Une seule âme est plus que l’univers entier :
Si ce livre aide une âme, en son essor altier ;
S’il l’aide en son attrait, l’éclairé et l’encourage ;
S’il l’arrache du monde et sauve du naufrage ;
Et si, dans son élan vers la perfection,
Elle y trouve une échelle à son ascension :
Ah ! béni soit l’Esprit qui l’a dicté, ce livre ;
J’ai fait une œuvre sainte et qui doit me survivre ;
J’ai fait une œuvre utile, en écrivant ces vers,
Et je peux mépriser le blâme des pervers !
 Ô Bonne Catherine, ô vierge d’Amérique,
Accepte, en l’abritant, mon poème ascétique : —
Je le sens, dans un siècle, où le grand nombre est roi,
J’aurais dû m’asservir à la commune loi ;
J’aurais dû proclamer l’éclat de la matière,
Parler d’activité, de progrès, de lumière ;
Et flattant les instincts de la majorité,
Voiler toute splendeur dont reluit l’unité ;
J’aurai dû publier, sans parler de Marie,
Les fatigues de Marthe, admirable en sa vie :
Mais je n’ai pu le faire, insensé que je suis !
C’est un rêve idéal que je chante et poursuis ;
L’imagination, sur ses ailes de flamme,
Au-dessus du désert a fait planer mon âme ;
Immobile, inactif, aux pieds du Dieu Sauveur,
L’amour n’a fait de moi qu’un poète rêveur ;
Oui, lorsque j’ai voulu chanter, en mon délire,
Au seul nom de Marie a pu vibrer ma lyre !
 Ce livre, qu’en mes bois j’ai longuement rêvé,
Tel qu’il est, je le donne, ouvrage inachevé. —
Après moi, doit venir un barde plus robuste,
Portant le sceau divin sur un front plus auguste !

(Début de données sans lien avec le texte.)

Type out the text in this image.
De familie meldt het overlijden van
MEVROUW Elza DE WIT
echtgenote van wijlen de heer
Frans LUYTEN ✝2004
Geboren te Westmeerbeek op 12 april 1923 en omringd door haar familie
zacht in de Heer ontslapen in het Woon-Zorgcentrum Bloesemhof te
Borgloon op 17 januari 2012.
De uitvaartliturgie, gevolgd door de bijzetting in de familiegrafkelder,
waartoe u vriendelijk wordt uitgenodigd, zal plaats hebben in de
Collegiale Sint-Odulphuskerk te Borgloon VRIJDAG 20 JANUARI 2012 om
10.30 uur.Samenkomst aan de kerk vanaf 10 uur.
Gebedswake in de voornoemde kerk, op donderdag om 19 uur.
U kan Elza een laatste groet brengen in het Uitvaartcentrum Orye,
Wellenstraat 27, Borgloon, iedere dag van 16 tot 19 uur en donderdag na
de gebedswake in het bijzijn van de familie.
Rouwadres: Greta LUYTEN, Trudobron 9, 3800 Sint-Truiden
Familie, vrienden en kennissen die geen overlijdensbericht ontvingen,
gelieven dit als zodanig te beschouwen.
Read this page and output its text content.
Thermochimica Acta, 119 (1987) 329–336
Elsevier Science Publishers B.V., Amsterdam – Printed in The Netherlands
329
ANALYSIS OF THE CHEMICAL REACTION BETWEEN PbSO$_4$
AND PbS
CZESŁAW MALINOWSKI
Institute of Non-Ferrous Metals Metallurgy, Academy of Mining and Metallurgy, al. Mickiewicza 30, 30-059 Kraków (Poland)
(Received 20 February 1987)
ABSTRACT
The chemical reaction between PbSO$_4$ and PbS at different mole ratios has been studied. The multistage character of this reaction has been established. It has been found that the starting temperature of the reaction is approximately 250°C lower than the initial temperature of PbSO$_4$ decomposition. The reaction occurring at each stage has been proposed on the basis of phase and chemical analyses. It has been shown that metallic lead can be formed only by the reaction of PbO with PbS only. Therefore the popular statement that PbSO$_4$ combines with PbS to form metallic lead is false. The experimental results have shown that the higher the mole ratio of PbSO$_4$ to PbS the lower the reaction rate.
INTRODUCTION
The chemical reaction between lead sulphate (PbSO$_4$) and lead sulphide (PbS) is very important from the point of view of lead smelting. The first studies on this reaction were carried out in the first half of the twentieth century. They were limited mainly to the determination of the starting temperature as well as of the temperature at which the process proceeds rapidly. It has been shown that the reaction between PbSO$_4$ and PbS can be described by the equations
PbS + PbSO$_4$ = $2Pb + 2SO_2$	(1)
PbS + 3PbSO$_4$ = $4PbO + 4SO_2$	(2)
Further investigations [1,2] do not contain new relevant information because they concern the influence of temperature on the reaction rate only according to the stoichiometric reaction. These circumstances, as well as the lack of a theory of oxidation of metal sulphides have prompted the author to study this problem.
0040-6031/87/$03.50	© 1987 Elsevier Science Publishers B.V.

La poésie aura de glorieux élus,
S’isolant pour chanter sous nos bois chevelus ;
Dans un saint tremblement, sous l’ombrage mystique,
Ils viendront invoquer la Muse érémitique,
Traduisant dans leurs chants les accords solennels,
Qu’on entend ruisseler des luths universels,

Tous ces accords divers ne formant qu’un seul fleuve,
Où, dans sa soif du Beau, l’humanité s’abreuve !
 Ce livre, qu’en mes bois j’ai longuement rêvé,
Tel qu’il est, je le donne, — ouvrage inachevé !
Par les larmes du cœur, en secret répandues,
Les cordes de ma harpe, hélas ! sont détendues ;
Elles ne vibrent plus, dociles sous mes doigts,
Comme au souffle du soir la harpe des grands bois —
Allons, Muse divine ; allons dans la retraite,
A genoux, écouter la voix du Grand Poète !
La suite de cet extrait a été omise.